Verder komt het vaak voor dat bepalingen in een oude arbeidsovereenkomst strijdig zijn met de bepalingen in (de recente versie van) het Personeelshandboek, dat op de arbeidsovereenkomst van toepassing is verklaard. Hierdoor kan discussie ontstaan over welke bepalingen gelden in de relatie tussen de werkgever en de werknemer. Ook dit levert een risico op ongewenste discussies en situaties op.
Het is raadzaam om bij verlenging of omzetting van de arbeidsovereenkomst advies in te winnen over welke bepalingen opnieuw overeengekomen moeten worden. Vervolgens kan een werknemer doorwerken op basis van de laatst overeengekomen arbeidsovereenkomst, zolang de werkgever bij wetswijzigingen actief handelt en de arbeidsovereenkomst (in overleg met de werknemer) wijzigt op de punten waar dat nodig is.
“Moet je een concurrentiebeding opnieuw aangaan bij de overgang van een werknemer naar een andere groepsvennootschap?”
Een werkgever en werknemer kunnen in de arbeidsovereenkomst een concurrentiebeding met elkaar overeenkomen. In de praktijk komt het nogal eens voor dat de werknemer een overstap maakt van de ene werkgever naar de andere werkgever. Denk hierbij aan situaties zoals een overgang van onderneming (een fusie of splitsing) of indien de werknemer overstapt naar een andere vennootschap binnen hetzelfde concern. Het is vervolgens belangrijk om te weten of het concurrentiebeding mee overgaat.
Bij een overgang van onderneming gaat het concurrentiebeding, die vervreemder (werkgever) en werknemer zijn overeengekomen, automatisch (van rechtswege) mee over naar de verkrijger (nieuwe werkgever). Bij de overgang van een werknemer van vennootschap X naar vennootschap Y binnen dezelfde groep hoeft geen sprake te zijn van een overgang van onderneming. In dat geval moet vennootschap Y een nieuw concurrentiebeding met de werknemer overeenkomen. De overgang naar vennootschap Y betekent echter niet dat het concurrentiebeding met vennootschap X automatisch komt te vervallen. De werknemer kan na afloop van het dienstverband nog steeds gehouden worden aan het eerder overeengekomen concurrentiebeding met vennootschap X.

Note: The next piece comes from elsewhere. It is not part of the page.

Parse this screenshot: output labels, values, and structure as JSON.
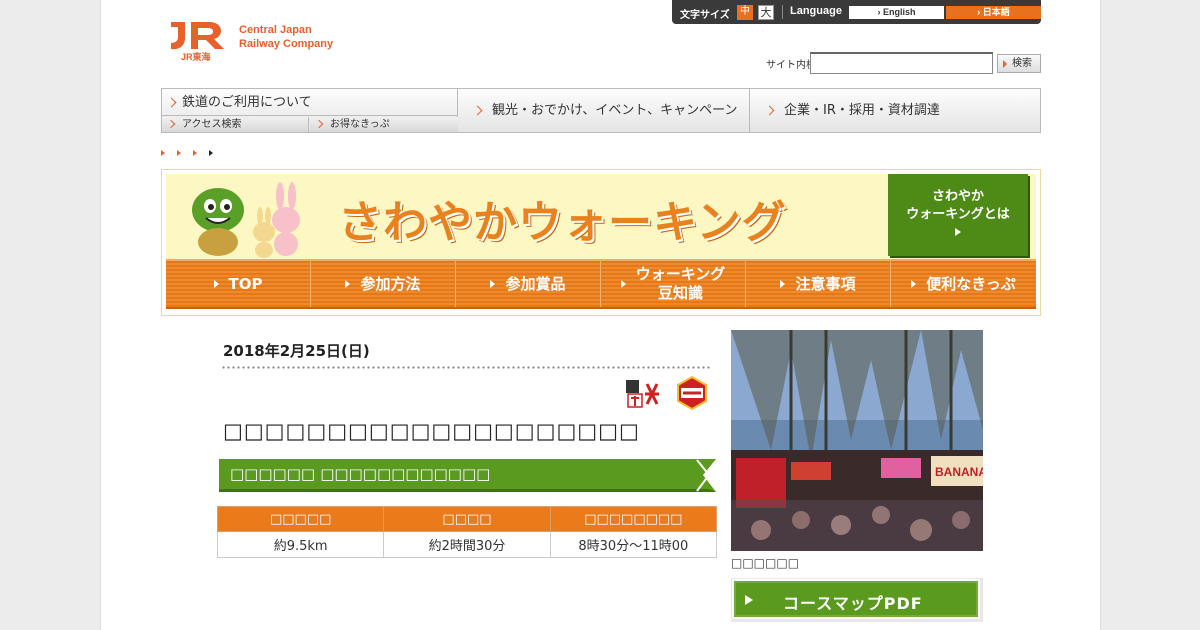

De FNV heeft de rechtszaken tegen Deliveroo bij de kantonrechter Amsterdam gewonnen. Op 15 januari jl. heeft de kantonrechter geoordeeld dat Deliveroo-bezorgers niet als zzp’ers, maar als werknemers gekwalificeerd moeten worden. Dit oordeel had met name te maken met de gezagsverhouding tussen Deliveroo en de maaltijdbezorgers. De kantonrechter was van oordeel dat de maaltijdbezorgers afhankelijk zijn van Deliveroo en dat er geen sprake is van zelfstandig ondernemerschap. Daarnaast oordeelde de kanonrechter dat Deliveroo onder de cao beroepsgoederenvervoer valt. De ‘werknemers’ van Deliveroo kunnen nu dus aanspraak maken op de bescherming die de wet en de cao hen biedt.
Eerder oordeelde een andere kantonrechter van de Rechtbank Amsterdam dat een Deliveroo-bezorger een zzp’er was. Dit ging echter om één Deliveroo-bezorger, die de zaak zelf had aangespannen. Deze zaak had dus alleen betrekking op de persoonlijke werksituatie van deze specifieke Deliveroo-bezorger. Die situatie kwalificeerde volgens de kantonrechter als zzp-constructie.
De gevolgen van deze uitspraken zijn voor Deliveroo groot. Het is dan ook niet vreemd dat Deliveroo heeft laten weten in hoger beroep te gaan tegen de uitspraak van de kantonrechter. Wordt vervolgd dus.
Heeft u vragen naar aanleiding van deze nieuwsbrief? Neem gerust contact met ons op. Wij helpen u graag.
Met vriendelijke groet,
Ester Kalis, Matthijs Bos, Eugenie Ágoston, Maartje van Asten, Nicole Stalma, Lisanne van Geest, Anantha Vos, Marjon Schlimbach, Romy Schneider, Maartje Tan en Thijs Heddema.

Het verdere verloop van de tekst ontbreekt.